En parlant de Richard Gasquet, il y a eu plusieurs allu­sions sur le fait qu’il portait une casquette. Beaucoup des grands cham­pions portent une casquette. Peut‐on y voir une raison psychologique ?
La casquette c’est un gri‐gri. Il n’y a qu’à voir la façon qu’à Nadal d’ou­vrir et de refermer ses bouteilles. Le rituel inter­pelle les enfants, parce que l’on passe toujours par un rituel pour réussir. Le joueur de tennis est humain, par ces rituels il a besoin de chemins magiques pour pouvoir fonc­tionner. En cela, ils se rapprochent du compor­te­ment de l’en­fant qui met constam­ment en place des conduites magiques pour se cadrer.

Le tennis en tant que sport collectif a‑t‐il une influence parti­cu­lière sur l’enfant ?
Le tennis reste un sport indi­vi­duel et struc­ture l’en­fant par rapport à lui‐même. En voyant plus loin la coupe Davis a un effet de sport collectif où les joueurs portent les couleurs d’une nation. Le cham­pion de tennis reste un indi­vi­dua­liste mais renvoie aux jeunes une image de citoyen du monde du fait que les grand chelem se jouent à travers le monde et que les joueurs sont de natio­na­lités diffé­rentes. Cela permet à un enfant de s’ou­vrir sur  l’extérieur.

La pratique du tennis est une acti­vité qui parti­cipe à la construc­tion d’un enfant ?
Amélie mauresmo me disait quelque chose de très joli l’autre jour. Elle m’ex­pli­quait que son plus mauvais souvenir du tennis remon­tait à ses 9 ans lors­qu’elle n arri­vait pas à prendre un set à son profes­seur. Le tennis comme style de vie pour un enfant est très exigeant. Réussir un joli coup, un beau lob,un service puis­sant demandent beau­coup de sacri­fices. Le tennis parti­cipe à l’ap­pren­tis­sage de la vie.

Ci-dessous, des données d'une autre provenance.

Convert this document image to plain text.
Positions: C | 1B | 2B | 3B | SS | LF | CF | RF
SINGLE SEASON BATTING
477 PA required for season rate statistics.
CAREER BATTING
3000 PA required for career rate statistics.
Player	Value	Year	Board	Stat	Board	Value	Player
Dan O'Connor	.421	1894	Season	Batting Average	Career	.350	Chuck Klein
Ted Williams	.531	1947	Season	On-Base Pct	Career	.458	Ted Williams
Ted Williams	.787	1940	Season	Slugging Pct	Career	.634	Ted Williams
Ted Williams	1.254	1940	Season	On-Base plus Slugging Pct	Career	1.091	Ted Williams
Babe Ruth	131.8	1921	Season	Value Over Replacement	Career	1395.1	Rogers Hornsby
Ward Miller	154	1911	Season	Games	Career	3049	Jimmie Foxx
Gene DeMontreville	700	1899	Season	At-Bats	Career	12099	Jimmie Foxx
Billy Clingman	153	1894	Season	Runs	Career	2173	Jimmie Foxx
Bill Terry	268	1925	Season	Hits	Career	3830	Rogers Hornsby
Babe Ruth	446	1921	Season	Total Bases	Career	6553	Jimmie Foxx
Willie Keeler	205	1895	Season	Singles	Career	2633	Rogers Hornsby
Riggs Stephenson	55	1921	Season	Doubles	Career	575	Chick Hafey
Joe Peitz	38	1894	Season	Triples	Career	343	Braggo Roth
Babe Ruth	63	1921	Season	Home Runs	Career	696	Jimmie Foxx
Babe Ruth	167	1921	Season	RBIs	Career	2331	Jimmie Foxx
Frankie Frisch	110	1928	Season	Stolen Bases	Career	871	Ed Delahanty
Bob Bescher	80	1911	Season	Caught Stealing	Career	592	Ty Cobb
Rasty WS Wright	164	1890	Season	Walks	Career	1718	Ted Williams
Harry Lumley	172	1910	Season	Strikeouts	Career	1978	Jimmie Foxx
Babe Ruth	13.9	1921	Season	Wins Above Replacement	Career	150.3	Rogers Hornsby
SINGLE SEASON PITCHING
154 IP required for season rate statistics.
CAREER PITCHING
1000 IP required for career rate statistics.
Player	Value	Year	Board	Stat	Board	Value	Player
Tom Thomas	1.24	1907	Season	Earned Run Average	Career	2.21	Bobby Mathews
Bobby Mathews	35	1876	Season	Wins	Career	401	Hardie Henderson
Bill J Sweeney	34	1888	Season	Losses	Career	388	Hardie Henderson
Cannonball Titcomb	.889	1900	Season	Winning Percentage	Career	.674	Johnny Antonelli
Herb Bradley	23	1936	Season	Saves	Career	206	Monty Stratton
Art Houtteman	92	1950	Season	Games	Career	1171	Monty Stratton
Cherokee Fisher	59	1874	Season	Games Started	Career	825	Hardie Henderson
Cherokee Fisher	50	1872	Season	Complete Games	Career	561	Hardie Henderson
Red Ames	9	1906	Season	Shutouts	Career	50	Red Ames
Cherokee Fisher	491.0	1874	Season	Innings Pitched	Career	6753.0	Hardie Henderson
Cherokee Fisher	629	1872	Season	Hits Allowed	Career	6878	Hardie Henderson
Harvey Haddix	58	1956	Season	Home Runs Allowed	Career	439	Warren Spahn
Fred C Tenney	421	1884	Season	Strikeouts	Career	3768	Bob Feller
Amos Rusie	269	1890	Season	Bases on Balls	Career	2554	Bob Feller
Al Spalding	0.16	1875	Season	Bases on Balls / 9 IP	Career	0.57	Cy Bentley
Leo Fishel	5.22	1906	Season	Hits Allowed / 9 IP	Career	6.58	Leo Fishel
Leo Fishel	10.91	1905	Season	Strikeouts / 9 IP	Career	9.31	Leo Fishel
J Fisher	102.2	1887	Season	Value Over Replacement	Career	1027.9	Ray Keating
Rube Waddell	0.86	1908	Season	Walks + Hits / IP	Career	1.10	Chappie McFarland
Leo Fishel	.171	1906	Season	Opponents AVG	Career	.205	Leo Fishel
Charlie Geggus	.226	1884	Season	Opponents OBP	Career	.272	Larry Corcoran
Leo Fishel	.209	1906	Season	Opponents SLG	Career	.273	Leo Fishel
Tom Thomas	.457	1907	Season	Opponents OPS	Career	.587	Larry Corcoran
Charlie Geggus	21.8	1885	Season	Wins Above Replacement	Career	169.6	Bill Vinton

L’idée de s’amuser reste présente pour l’enfant ?
La diver­sité des coups en soi est déjà quelque chose de diver­tis­sant. C’est un jeu de régles qui laisse la place au hasard. Quand la balle touche le filet ou le cadre de la raquette on sort du cadre clas­sique du jeu et on ne sait pas qui va gagner le point. C’est ce qui amène le côté amusant du jeu. Ensuite les « tricks », comme de réussir un coup entre les jambes c’est jouissif.

Le tennis structure‐t‐il menta­le­ment un enfant ?
C’est un jeu excellent pour la maîtrise de soi. C’est un sport nécés­saire aux troubles psycho­lo­giques. Dans mon hôpital, la fonda­tion de Richard Gasquet va financer l’im­plan­ta­tion de courts dans l’en­ceinte de l’hô­pital. Le plaisir du tennis relance la vie d’un malade. Par exemple, les personnes qui ont des troubles de l’ali­men­ta­tion, par le tennis s’améliorent.

L’initiative vient‐elle de vous. Parce que vous êtes fan de ce sport ?
Elle vient surtout de ma rencontre avec Richard Gasquet qui souhai­tait s’in­vestir dans une struc­ture comme la nôtre.